Du schläfst tief, als sich etwas verändert. Nicht laut, nicht grell, eher wie das Umblättern einer Buchseite. Plötzlich stehst du auf einem schmalen Weg aus schimmerndem Glas. Unter dir sind Wolken. Über dir ist ein Himmel, der sich bewegt, als würde er atmen.
An beiden Seiten des Weges ragen Uhren aus dem Boden. Riesige, silberne Zeitmesser, deren Ziffern nicht Zahlen zeigen, sondern Szenen. Du trittst näher an eine heran. Sie zeigt dich, wie du in einem Raum stehst, konzentriert, mutig, voller Ideen. Ein Zukunftsbild?
Die Stimme eines alten Mannes erklingt. Nicht bedrohlich, sondern ruhig:
“Dies ist der Weg der Spiegeluhren. Jede Uhr zeigt dir, was sein könnte, abhängig von dem, was du tust.”

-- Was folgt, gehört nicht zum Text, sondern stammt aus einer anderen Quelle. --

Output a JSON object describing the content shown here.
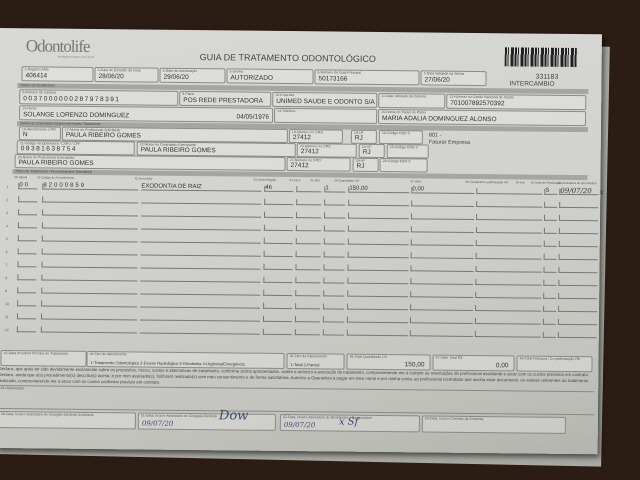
{
  "header": {
    "logo": "Odontolife",
    "logo_tagline": "Inteligência para você sorrir",
    "title": "GUIA DE TRATAMENTO ODONTOLÓGICO",
    "guide_number": "331183",
    "guide_type": "INTERCAMBIO"
  },
  "row1": [
    {
      "label": "1-Registro ANS",
      "value": "406414"
    },
    {
      "label": "3-Data de Emissão da Guia",
      "value": "28/06/20"
    },
    {
      "label": "4-Data da Autorização",
      "value": "29/06/20"
    },
    {
      "label": "5-Senha",
      "value": "AUTORIZADO"
    },
    {
      "label": "6-Número da Guia Principal",
      "value": "50173166"
    },
    {
      "label": "7-Data Validade da Senha",
      "value": "27/06/20"
    }
  ],
  "sections": {
    "beneficiary": "Dados do Beneficiário",
    "contracted": "Dados do Contratado Responsável pelo Tratamento",
    "plan": "Plano de Tratamento / Procedimentos Solicitados"
  },
  "beneficiary": {
    "card_label": "8-Número da Carteira",
    "card": "0037000000287978391",
    "plan_label": "9-Plano",
    "plan": "POS REDE PRESTADORA",
    "company_label": "10-Empresa",
    "company": "UNIMED SAUDE E ODONTO S/A",
    "card_validity_label": "11-Data Validade da Carteira",
    "card_validity": "",
    "cns_label": "12-Número do Cartão Nacional de Saúde",
    "cns": "701007892570392",
    "name_label": "13-Nome",
    "name": "SOLANGE LORENZO DOMINGUEZ",
    "birth": "04/05/1976",
    "phone_label": "14-Telefone",
    "phone": "",
    "holder_label": "15-Nome do Titular do Plano",
    "holder": "MARIA ADALIA DOMINGUEZ ALONSO"
  },
  "contracted": {
    "rn_label": "16-Atendimento a RN",
    "rn": "N",
    "requester_label": "17-Nome do Profissional Solicitante",
    "requester": "PAULA RIBEIRO GOMES",
    "cro1_label": "18-Número no CRO",
    "cro1": "27412",
    "uf1_label": "19-UF",
    "uf1": "RJ",
    "cbo1_label": "20-Código CBO S",
    "cbo1": "",
    "billing_code": "801 -",
    "billing_text": "Faturar Empresa",
    "op_code_label": "21-Código na Operadora / CNPJ / CPF",
    "op_code": "08381638754",
    "exec_name_label": "22-Nome do Contratado Executante",
    "exec_name": "PAULA RIBEIRO GOMES",
    "cro2_label": "23-Número no CRO",
    "cro2": "27412",
    "uf2_label": "24-UF",
    "uf2": "RJ",
    "cbo2_label": "25-Código CBO S",
    "cbo2": "",
    "exec_prof_label": "26-Nome do Profissional Executante",
    "exec_prof": "PAULA RIBEIRO GOMES",
    "cro3_label": "27-Número no CRO",
    "cro3": "27412",
    "uf3_label": "28-UF",
    "uf3": "RJ",
    "cbo3_label": "29-Código CBO S",
    "cbo3": ""
  },
  "procedures": {
    "headers": [
      "30-Tabela",
      "31-Código do Procedimento",
      "32-Descrição",
      "33-Dente/Região",
      "34-Face",
      "35-Qtd",
      "36-Quantidade US",
      "37-Valor",
      "38-Franquia/Co-participação R$",
      "39-Aut",
      "40-Data de Realização",
      "41-Assinatura do Beneficiário"
    ],
    "rows": [
      {
        "n": "1",
        "table": "00",
        "code": "82000859",
        "desc": "EXODONTIA DE RAIZ",
        "tooth": "46",
        "face": "",
        "qty": "1",
        "us": "150,00",
        "value": "0,00",
        "copay": "",
        "aut": "S",
        "date": "09/07/20",
        "sign": "x"
      },
      {
        "n": "2"
      },
      {
        "n": "3"
      },
      {
        "n": "4"
      },
      {
        "n": "5"
      },
      {
        "n": "6"
      },
      {
        "n": "7"
      },
      {
        "n": "8"
      },
      {
        "n": "9"
      },
      {
        "n": "10"
      },
      {
        "n": "11"
      },
      {
        "n": "12"
      }
    ]
  },
  "totals": {
    "end_date_label": "42-Data Provável Término do Tratamento",
    "end_date": "",
    "service_type_label": "43-Tipo de Atendimento",
    "service_type_options": "1-Tratamento Odontológico 2-Exame Radiológico 3-Ortodontia 4-Urgência/Emergência",
    "billing_type_label": "45-Tipo de Faturamento",
    "billing_type_options": "1-Total 2-Parcial",
    "total_us_label": "46-Total Quantidade US",
    "total_us": "150,00",
    "total_value_label": "47-Valor Total R$",
    "total_value": "0,00",
    "total_copay_label": "48-Total Franquia / Co-participação R$",
    "total_copay": ""
  },
  "declaration": "Declaro, que após ter sido devidamente esclarecido sobre os propósitos, riscos, custos e alternativas de tratamento, conforme acima apresentados, aceito e autorizo a execução do tratamento, comprometendo-me a cumprir as orientações do profissional assistente e arcar com os custos previstos em contrato. Declaro, ainda que o(s) procedimento(s) descrito(s) acima, e por mim assinado(s), foi/foram realizado(s) com meu consentimento e de forma satisfatória. Autorizo a Operadora a pagar em meu nome e por minha conta, ao profissional contratado que assina esse documento, os valores referentes ao tratamento realizado, comprometendo-me a arcar com os custos conforme previsto em contrato.",
  "observation_label": "49-Observação",
  "signatures": [
    {
      "label": "50-Data, local e Assinatura do Cirurgião-Dentista Solicitante",
      "value": ""
    },
    {
      "label": "51-Data, local e Assinatura do Cirurgião-Dentista",
      "value": "09/07/20"
    },
    {
      "label": "52-Data, local e Assinatura do Beneficiário / Responsável",
      "value": "09/07/20"
    },
    {
      "label": "53-Data, local e Carimbo da Empresa",
      "value": ""
    }
  ]
}
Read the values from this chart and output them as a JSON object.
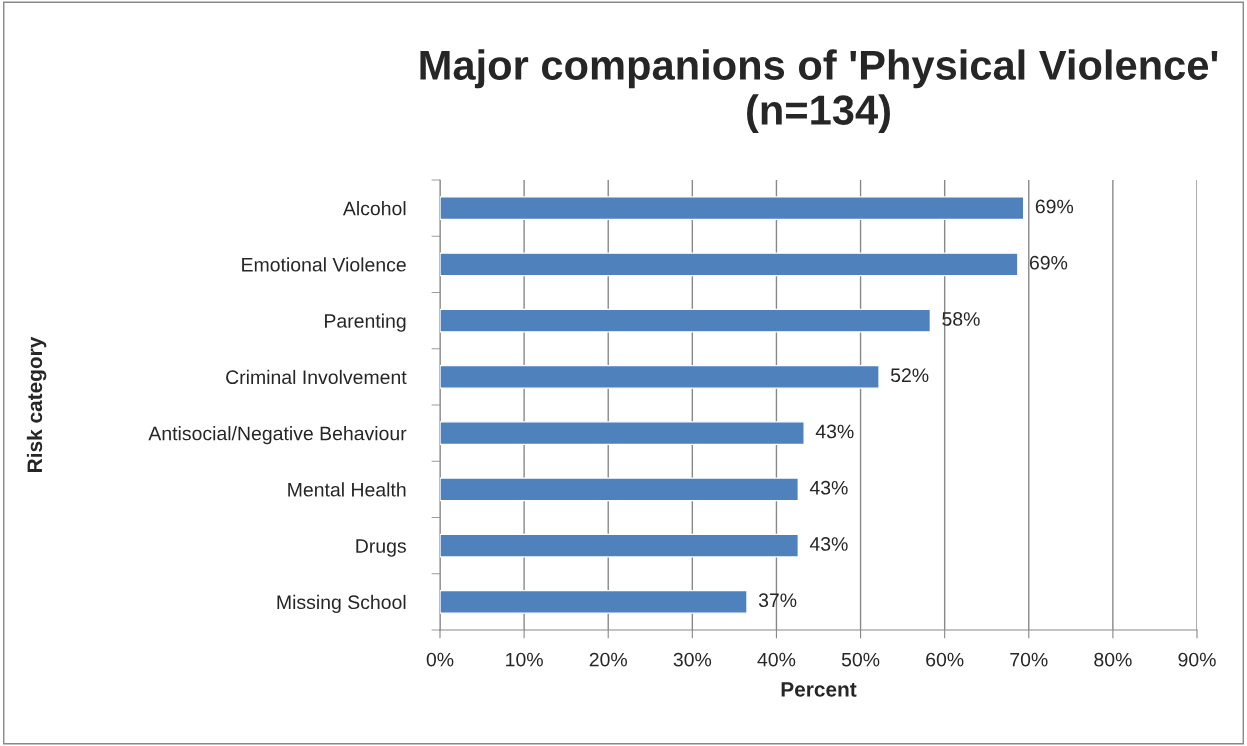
{
  "chart_data": {
    "type": "bar",
    "orientation": "horizontal",
    "title": "Major companions of 'Physical Violence'\n(n=134)",
    "xlabel": "Percent",
    "ylabel": "Risk category",
    "categories": [
      "Alcohol",
      "Emotional Violence",
      "Parenting",
      "Criminal Involvement",
      "Antisocial/Negative Behaviour",
      "Mental Health",
      "Drugs",
      "Missing School"
    ],
    "values": [
      69.4,
      68.7,
      58.3,
      52.2,
      43.3,
      42.6,
      42.6,
      36.5
    ],
    "value_labels": [
      "69%",
      "69%",
      "58%",
      "52%",
      "43%",
      "43%",
      "43%",
      "37%"
    ],
    "color": "#4f81bd",
    "xlim": [
      0,
      90
    ],
    "xticks": [
      {
        "value": 0,
        "label": "0%"
      },
      {
        "value": 10,
        "label": "10%"
      },
      {
        "value": 20,
        "label": "20%"
      },
      {
        "value": 30,
        "label": "30%"
      },
      {
        "value": 40,
        "label": "40%"
      },
      {
        "value": 50,
        "label": "50%"
      },
      {
        "value": 60,
        "label": "60%"
      },
      {
        "value": 70,
        "label": "70%"
      },
      {
        "value": 80,
        "label": "80%"
      },
      {
        "value": 90,
        "label": "90%"
      }
    ],
    "grid": "x"
  }
}
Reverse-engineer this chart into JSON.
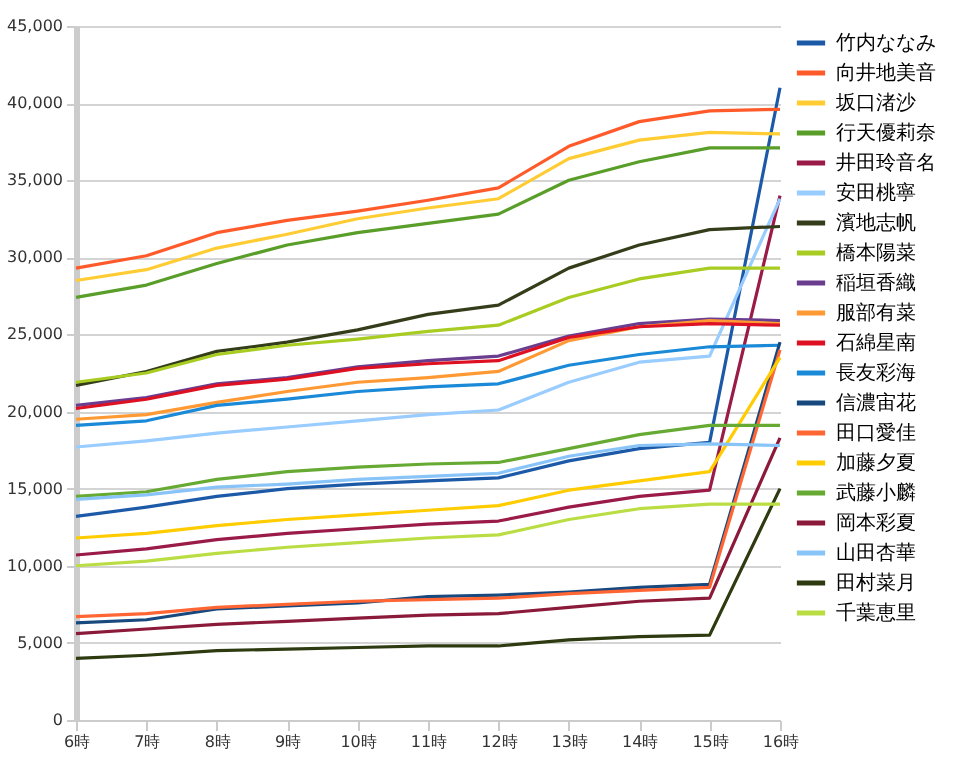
{
  "chart_data": {
    "type": "line",
    "categories": [
      "6時",
      "7時",
      "8時",
      "9時",
      "10時",
      "11時",
      "12時",
      "13時",
      "14時",
      "15時",
      "16時"
    ],
    "ylim": [
      0,
      45000
    ],
    "yticks": [
      {
        "value": 0,
        "label": "0"
      },
      {
        "value": 5000,
        "label": "5,000"
      },
      {
        "value": 10000,
        "label": "10,000"
      },
      {
        "value": 15000,
        "label": "15,000"
      },
      {
        "value": 20000,
        "label": "20,000"
      },
      {
        "value": 25000,
        "label": "25,000"
      },
      {
        "value": 30000,
        "label": "30,000"
      },
      {
        "value": 35000,
        "label": "35,000"
      },
      {
        "value": 40000,
        "label": "40,000"
      },
      {
        "value": 45000,
        "label": "45,000"
      }
    ],
    "grid": "y",
    "legend": "right",
    "marker": "none",
    "line_style": "solid",
    "series": [
      {
        "name": "竹内ななみ",
        "color": "#1c5aa8",
        "values": [
          13200,
          13800,
          14500,
          15000,
          15300,
          15500,
          15700,
          16800,
          17600,
          18000,
          41000
        ]
      },
      {
        "name": "向井地美音",
        "color": "#ff5a2a",
        "values": [
          29300,
          30100,
          31600,
          32400,
          33000,
          33700,
          34500,
          37200,
          38800,
          39500,
          39600
        ]
      },
      {
        "name": "坂口渚沙",
        "color": "#ffcc33",
        "values": [
          28500,
          29200,
          30600,
          31500,
          32500,
          33200,
          33800,
          36400,
          37600,
          38100,
          38000
        ]
      },
      {
        "name": "行天優莉奈",
        "color": "#5a9e2a",
        "values": [
          27400,
          28200,
          29600,
          30800,
          31600,
          32200,
          32800,
          35000,
          36200,
          37100,
          37100
        ]
      },
      {
        "name": "井田玲音名",
        "color": "#9a1a48",
        "values": [
          10700,
          11100,
          11700,
          12100,
          12400,
          12700,
          12900,
          13800,
          14500,
          14900,
          34000
        ]
      },
      {
        "name": "安田桃寧",
        "color": "#99ccff",
        "values": [
          17700,
          18100,
          18600,
          19000,
          19400,
          19800,
          20100,
          21900,
          23200,
          23600,
          33800
        ]
      },
      {
        "name": "濱地志帆",
        "color": "#333d1a",
        "values": [
          21700,
          22600,
          23900,
          24500,
          25300,
          26300,
          26900,
          29300,
          30800,
          31800,
          32000
        ]
      },
      {
        "name": "橋本陽菜",
        "color": "#a8cc22",
        "values": [
          21900,
          22500,
          23700,
          24300,
          24700,
          25200,
          25600,
          27400,
          28600,
          29300,
          29300
        ]
      },
      {
        "name": "稲垣香織",
        "color": "#6a3d8f",
        "values": [
          20400,
          20900,
          21800,
          22200,
          22900,
          23300,
          23600,
          24900,
          25700,
          26000,
          25900
        ]
      },
      {
        "name": "服部有菜",
        "color": "#ff9933",
        "values": [
          19500,
          19800,
          20600,
          21300,
          21900,
          22200,
          22600,
          24600,
          25500,
          25900,
          25700
        ]
      },
      {
        "name": "石綿星南",
        "color": "#dd1122",
        "values": [
          20200,
          20800,
          21700,
          22100,
          22800,
          23100,
          23300,
          24800,
          25500,
          25700,
          25600
        ]
      },
      {
        "name": "長友彩海",
        "color": "#1a8ad8",
        "values": [
          19100,
          19400,
          20400,
          20800,
          21300,
          21600,
          21800,
          23000,
          23700,
          24200,
          24300
        ]
      },
      {
        "name": "信濃宙花",
        "color": "#17497f",
        "values": [
          6300,
          6500,
          7200,
          7400,
          7600,
          8000,
          8100,
          8300,
          8600,
          8800,
          24500
        ]
      },
      {
        "name": "田口愛佳",
        "color": "#ff6633",
        "values": [
          6700,
          6900,
          7300,
          7500,
          7700,
          7800,
          7900,
          8200,
          8400,
          8600,
          24000
        ]
      },
      {
        "name": "加藤夕夏",
        "color": "#ffcc00",
        "values": [
          11800,
          12100,
          12600,
          13000,
          13300,
          13600,
          13900,
          14900,
          15500,
          16100,
          23500
        ]
      },
      {
        "name": "武藤小麟",
        "color": "#66aa33",
        "values": [
          14500,
          14800,
          15600,
          16100,
          16400,
          16600,
          16700,
          17600,
          18500,
          19100,
          19100
        ]
      },
      {
        "name": "岡本彩夏",
        "color": "#8b1a3a",
        "values": [
          5600,
          5900,
          6200,
          6400,
          6600,
          6800,
          6900,
          7300,
          7700,
          7900,
          18300
        ]
      },
      {
        "name": "山田杏華",
        "color": "#88c4f8",
        "values": [
          14300,
          14600,
          15100,
          15300,
          15600,
          15800,
          16000,
          17100,
          17800,
          17900,
          17800
        ]
      },
      {
        "name": "田村菜月",
        "color": "#2e3a10",
        "values": [
          4000,
          4200,
          4500,
          4600,
          4700,
          4800,
          4800,
          5200,
          5400,
          5500,
          15000
        ]
      },
      {
        "name": "千葉恵里",
        "color": "#bbdd44",
        "values": [
          10000,
          10300,
          10800,
          11200,
          11500,
          11800,
          12000,
          13000,
          13700,
          14000,
          14000
        ]
      }
    ]
  }
}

Du gehst los. Die erste Uhr zeigt dich allein in einem Büro. Große Fenster, stilvolle Einrichtung, ein Erfolgsgesicht. Aber etwas fehlt. Keine Musik. Kein Lachen. Nur Stille. Du schaust länger hin und spürst: Es war dein Traum, aber nicht dein Leben.
Die nächste Uhr zeigt etwas anderes: Dich auf einer Bühne, Musik in der Luft, Menschen klatschen, du strahlst. Doch der Blick auf dein Gesicht nach dem Auftritt ist leer. Du siehst dich um, niemand ist da. Kein Freund, kein vertrautes Gesicht. Du siehst erfolgreich aus, aber innerlich verloren.
Du bleibst stehen. Zwei Bilder. Zwei Möglichkeiten. Und beide zeigen, Träume ohne Verbindung verlieren ihren Glanz.
Ein neues Uhrwerk beginnt zu ticken. Die Szene zeigt dich in einem kleinen Raum mit anderen. Ihr diskutiert, plant, baut gemeinsam etwas auf. Der Raum ist chaotisch, die Zukunft ungewiss, aber dein Blick ist wach. Neben dir: Freundschaft. Kampfgeist. Wärme.
“Zukunft ist nicht das, was glänzt”, sagt die Stimme erneut. “Sondern das, was trägt.”
Du gehst weiter. Die Uhren verändern sich. Manche zeigen Fehler. Entscheidungen aus Angst. Wege, die andere für dich gewählt haben. Du siehst dich selbst, wie du dich anpasst, obwohl dein Herz längst rebelliert. Es tut weh, hinzusehen, aber du bleibst stehen. Denn in dir wächst etwas. Ein Wunsch, deine Zukunft bewusst zu gestalten. Nicht perfekt, aber echt.
Plötzlich trittst du in eine Halle. In der Mitte steht eine große Uhr, die anders aussieht. Kein Metall, kein Glas, sondern Holz, warm und lebendig. Auf ihrem Zifferblatt sind keine Szenen. Nur ein einziger Satz:
“Die beste Zukunft beginnt dort, wo du dir selbst glaubst.”
Ein Lichtstrahl fällt auf dich. Du spürst dich selbst, nicht wie du sein sollst, sondern wie du bist. Mit deinen Ideen. Deiner Angst. Deiner Kraft. Deinem Wunsch, etwas zu bewirken.
Die Halle verschwindet langsam. Du stehst wieder auf dem Weg aus Glas. Er führt nun weiter in Richtung eines Horizonts, der sich stetig verändert. Keine fertige Vision. Kein klares Ziel. Aber, ein Gefühl. Ein Fluss. Eine Bewegung.
Die Stimme spricht ein letztes Mal:
“Du wirst Fehler machen. Und Umwege gehen. Aber wenn du deinem inneren Kompass folgst, werden deine Träume nicht zerbrechen, sondern wachsen.”
Als du aufwachst, liegt ein neuer Tag vor dir. Die Sonne scheint noch zaghaft durchs Fenster. Du denkst an deine Ziele, an all das, was du willst und an die Frage: Warum eigentlich?
Vielleicht schreibst du heute deine ersten Gedanken auf. Vielleicht redest du mit jemandem über das, was in dir wächst. Vielleicht veränderst du nichts, noch nicht. Aber du spürst: Du darfst deinen eigenen Weg finden. Und du musst nicht schon wissen, wohin er führt.
Denn manchmal beginnt Zukunft genau hier, mit dem Mut, überhaupt loszugehen.